Although this case grew out of the same fire, we cannot accept this argument of the learned attorney as conclusive, because the assignment of error urged before the U. S. Circuit Court was based on the refusal of the Court to give a certain special charge to the jury, as requested by plaintiff. The Federal Court held that the refused special charge had been substantially covered in the other charges and therefore refused to grant a new trial. In other words, this Court took the facts as found by the jury in the lower court and merely considered the legal question as to burden of proof of negligence.
We consider the law of the case settled in this state by the Supreme Court in the case of National Rice Milling Co. vs. N. O. & N. E. R. R. Co., 132 La. 615, 61 So. 708, in which the facts were closely similar to those involved at present.
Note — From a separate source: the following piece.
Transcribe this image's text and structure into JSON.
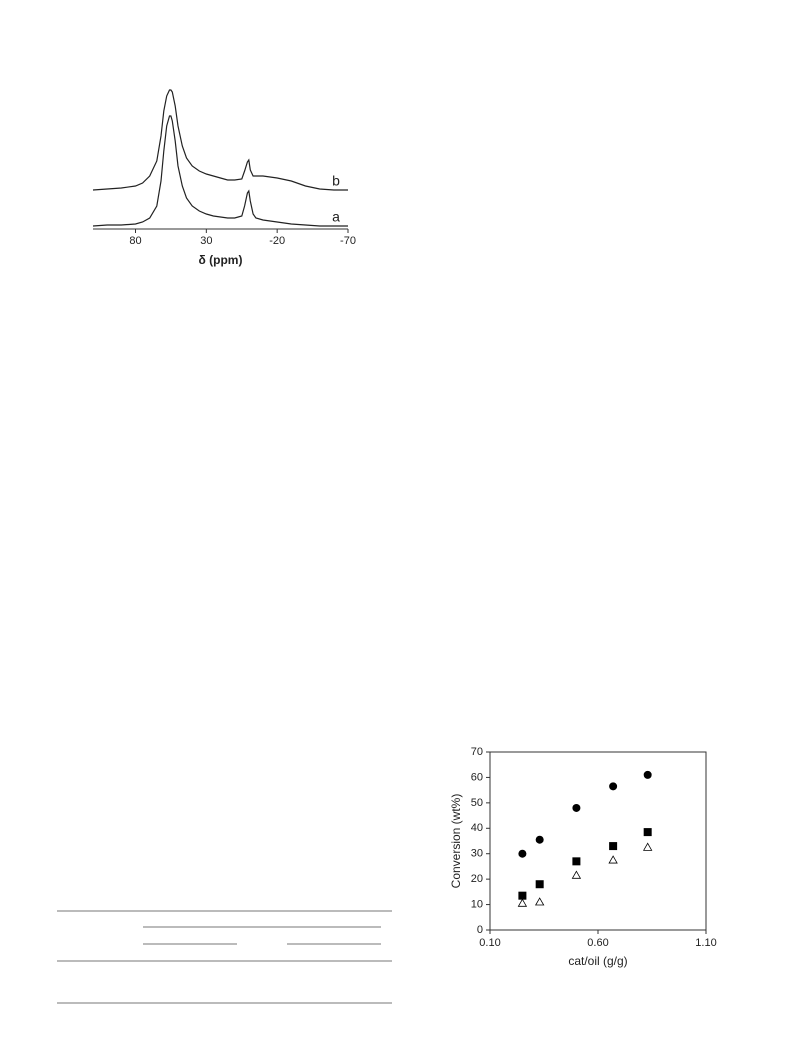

In that case two cars of rice had been burnt in the yards of the Southern Railway in Hamburg, S. C., the fire having been caused by the flood of the Savannah River reaching and igniting a car of unslacked lime in the same train with the cars of rice. Again the railroad pleaded due care and urged that federal decisions should be followed, because an interstate bill of lading was involved, but the Supreme Court decided in favor of plaintiff, using in part the following words:
“According to law and the jurisprudence of this State, to be relieved from liability the carrier must prove that the loss or damage has been occasioned by accidental or uncontrollable event, and this involves the proposition that the carrier must prove that it was free from fault.” National Rice Milling Co. vs. N. O. & N. E. R. R. Co., 132 La. 615, 61 So. 708.
A writ of error from this decision was granted to the U. S. Supreme Court, but the writ was dismissed after full hearing. See N. O. & N. W. Railroad Co. vs. National Rice Milling Co., 239 U. S. 80.
For above reasons the judgment is reversed and it is now ordered, adjudged and decreed that there be judgment in favor o’f plaintiff, Japhet & Company, Inc., and against the Southern Railway Company in the sum of one thousand two hundred two and 58/100 ($1202.58) dollars, with legal interest from November 7, 1918,' and all costs.